Wetlands

NWMN What Bird is that wetland

 

Reds cricketers see a sting in the wetlands tale

February 1, 2004

Sports Minister Justin Madden extols the virtues of the Royal Park wetlands plan (‘Games bonus’, Letters 25/1). The Reds Cricket Club next door is not so starry-eyed.

The wetlands will flood an existing sports ground – the original state hockey centre – and a potential sports ground across the road. As collateral damage, it will demolish our clubrooms, an action we are challenging before Victorian Civil and Administrative Tribunal.

The whole exercise makes us wonder if the State Government plans to settle 4000 couch potatoes into the Games Village after 2006. If not, how does it intend to meet the increased demand on sporting facilities that the new housing development will create?

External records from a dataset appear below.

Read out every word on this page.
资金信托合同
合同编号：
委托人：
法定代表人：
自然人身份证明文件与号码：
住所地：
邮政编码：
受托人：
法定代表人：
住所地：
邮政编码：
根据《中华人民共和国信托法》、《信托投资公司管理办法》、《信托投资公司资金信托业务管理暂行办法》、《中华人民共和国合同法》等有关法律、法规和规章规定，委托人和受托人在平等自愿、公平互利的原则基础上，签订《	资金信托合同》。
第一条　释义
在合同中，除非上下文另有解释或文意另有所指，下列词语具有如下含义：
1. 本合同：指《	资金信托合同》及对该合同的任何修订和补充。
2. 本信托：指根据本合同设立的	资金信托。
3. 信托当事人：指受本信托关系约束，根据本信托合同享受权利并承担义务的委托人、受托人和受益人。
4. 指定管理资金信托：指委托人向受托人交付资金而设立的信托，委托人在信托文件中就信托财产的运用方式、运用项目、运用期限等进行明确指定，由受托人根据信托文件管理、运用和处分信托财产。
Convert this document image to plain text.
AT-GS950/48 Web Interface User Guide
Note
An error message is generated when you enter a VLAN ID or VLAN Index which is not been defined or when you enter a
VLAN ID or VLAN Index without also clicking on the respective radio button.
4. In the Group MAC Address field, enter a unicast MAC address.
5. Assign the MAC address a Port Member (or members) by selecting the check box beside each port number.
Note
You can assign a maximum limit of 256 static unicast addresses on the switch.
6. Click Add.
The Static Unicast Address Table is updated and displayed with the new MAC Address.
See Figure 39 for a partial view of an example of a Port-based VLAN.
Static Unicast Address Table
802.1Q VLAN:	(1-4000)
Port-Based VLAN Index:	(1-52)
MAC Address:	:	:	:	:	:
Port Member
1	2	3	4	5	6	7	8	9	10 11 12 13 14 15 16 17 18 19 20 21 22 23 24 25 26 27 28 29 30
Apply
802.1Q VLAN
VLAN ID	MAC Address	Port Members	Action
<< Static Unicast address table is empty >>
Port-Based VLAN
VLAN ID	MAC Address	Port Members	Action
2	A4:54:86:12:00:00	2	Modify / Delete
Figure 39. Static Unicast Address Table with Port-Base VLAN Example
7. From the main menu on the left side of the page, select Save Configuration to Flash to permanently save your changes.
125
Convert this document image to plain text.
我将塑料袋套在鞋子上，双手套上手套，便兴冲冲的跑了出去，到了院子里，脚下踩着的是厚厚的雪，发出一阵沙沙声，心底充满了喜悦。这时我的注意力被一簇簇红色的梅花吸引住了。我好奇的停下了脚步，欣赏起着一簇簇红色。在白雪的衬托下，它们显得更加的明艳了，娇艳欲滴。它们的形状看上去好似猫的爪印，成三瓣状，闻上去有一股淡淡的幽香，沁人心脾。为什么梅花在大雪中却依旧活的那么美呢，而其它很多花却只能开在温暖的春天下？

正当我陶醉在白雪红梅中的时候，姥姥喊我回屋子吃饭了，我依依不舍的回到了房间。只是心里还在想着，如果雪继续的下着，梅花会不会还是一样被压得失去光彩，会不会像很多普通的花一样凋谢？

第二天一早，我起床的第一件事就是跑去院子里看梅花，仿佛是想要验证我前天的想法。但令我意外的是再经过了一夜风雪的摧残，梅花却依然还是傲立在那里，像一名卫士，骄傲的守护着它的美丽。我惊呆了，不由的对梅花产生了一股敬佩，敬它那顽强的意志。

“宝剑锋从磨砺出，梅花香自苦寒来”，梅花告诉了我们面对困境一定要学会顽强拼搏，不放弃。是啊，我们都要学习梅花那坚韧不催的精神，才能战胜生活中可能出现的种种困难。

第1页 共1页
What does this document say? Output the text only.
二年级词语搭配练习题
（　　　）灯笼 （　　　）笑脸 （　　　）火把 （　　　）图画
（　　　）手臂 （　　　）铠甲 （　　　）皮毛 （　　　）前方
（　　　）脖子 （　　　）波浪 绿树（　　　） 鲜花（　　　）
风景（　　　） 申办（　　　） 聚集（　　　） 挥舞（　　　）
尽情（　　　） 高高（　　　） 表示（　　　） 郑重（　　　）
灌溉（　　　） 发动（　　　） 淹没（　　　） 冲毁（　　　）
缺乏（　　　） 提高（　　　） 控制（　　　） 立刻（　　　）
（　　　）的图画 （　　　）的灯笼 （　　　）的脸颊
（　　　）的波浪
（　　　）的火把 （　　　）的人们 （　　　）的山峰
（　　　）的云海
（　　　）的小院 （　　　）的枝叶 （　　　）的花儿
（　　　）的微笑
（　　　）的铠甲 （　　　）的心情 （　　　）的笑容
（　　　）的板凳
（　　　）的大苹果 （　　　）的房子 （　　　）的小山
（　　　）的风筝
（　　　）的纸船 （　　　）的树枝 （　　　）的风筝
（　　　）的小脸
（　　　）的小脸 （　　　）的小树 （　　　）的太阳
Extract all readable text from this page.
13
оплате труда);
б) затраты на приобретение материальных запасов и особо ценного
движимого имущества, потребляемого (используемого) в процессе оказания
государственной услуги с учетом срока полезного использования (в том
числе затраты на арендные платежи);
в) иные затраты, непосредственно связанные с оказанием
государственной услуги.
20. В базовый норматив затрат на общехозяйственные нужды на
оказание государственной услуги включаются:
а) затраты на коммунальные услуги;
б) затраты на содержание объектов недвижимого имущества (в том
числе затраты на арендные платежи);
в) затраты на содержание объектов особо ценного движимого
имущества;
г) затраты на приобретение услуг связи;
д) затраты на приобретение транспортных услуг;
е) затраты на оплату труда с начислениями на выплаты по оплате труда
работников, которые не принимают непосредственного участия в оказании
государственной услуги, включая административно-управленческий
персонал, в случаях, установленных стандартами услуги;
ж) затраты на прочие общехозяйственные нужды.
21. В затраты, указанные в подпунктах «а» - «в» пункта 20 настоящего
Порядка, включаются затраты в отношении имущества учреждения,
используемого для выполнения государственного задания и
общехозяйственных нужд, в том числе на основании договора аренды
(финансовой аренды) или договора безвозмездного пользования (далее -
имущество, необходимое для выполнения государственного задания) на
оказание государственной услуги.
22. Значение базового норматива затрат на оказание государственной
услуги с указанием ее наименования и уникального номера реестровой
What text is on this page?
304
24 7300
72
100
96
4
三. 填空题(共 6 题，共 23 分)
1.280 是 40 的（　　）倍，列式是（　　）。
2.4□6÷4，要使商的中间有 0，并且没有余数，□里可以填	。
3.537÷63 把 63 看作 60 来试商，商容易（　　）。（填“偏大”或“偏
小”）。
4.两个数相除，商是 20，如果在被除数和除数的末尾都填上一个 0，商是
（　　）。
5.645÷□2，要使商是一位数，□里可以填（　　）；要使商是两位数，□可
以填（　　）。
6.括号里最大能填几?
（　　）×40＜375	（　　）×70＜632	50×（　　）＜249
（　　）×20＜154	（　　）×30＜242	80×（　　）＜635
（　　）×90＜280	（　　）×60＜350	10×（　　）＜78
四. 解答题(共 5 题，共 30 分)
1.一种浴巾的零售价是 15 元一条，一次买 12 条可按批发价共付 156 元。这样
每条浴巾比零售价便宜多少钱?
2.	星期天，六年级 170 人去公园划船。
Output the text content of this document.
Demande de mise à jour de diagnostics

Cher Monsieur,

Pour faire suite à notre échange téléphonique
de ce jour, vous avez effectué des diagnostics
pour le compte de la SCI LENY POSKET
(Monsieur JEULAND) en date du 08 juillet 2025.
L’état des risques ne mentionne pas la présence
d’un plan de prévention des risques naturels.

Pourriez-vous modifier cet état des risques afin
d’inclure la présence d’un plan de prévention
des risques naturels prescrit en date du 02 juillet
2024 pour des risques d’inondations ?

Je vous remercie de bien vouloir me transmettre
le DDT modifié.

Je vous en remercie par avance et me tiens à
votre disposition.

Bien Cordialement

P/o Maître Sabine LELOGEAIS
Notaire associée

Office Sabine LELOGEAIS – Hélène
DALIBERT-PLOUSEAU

If Mr Madden thinks that the rest of Royal Park will be enough, he needs to explain how. The park is already fully booked for turf cricket in summer and its football grounds take a hammering in winter. It has two spare artificial-turf pitches. These will barely accommodate the nine junior teams that we and our sister club, Kensington Juniors, have established in the area already; or the three new teams we plan next season for children graduating to Saturday morning and afternoon competitions over the next few years.

By 2007, when the Games Village turns into a small suburb, there will be no room in Royal Park for the new sporting teams its residents are bound to generate.

The wetlands may have been a good idea back in 1998, when the area was virtually unpopulated, but the Games Village housing development has changed all that. Its 4000 residents will need sporting grounds, not breeding grounds for mosquitoes. In propagandising for the wetlands, Mr Madden is kicking a football that has gone very badly out of shape.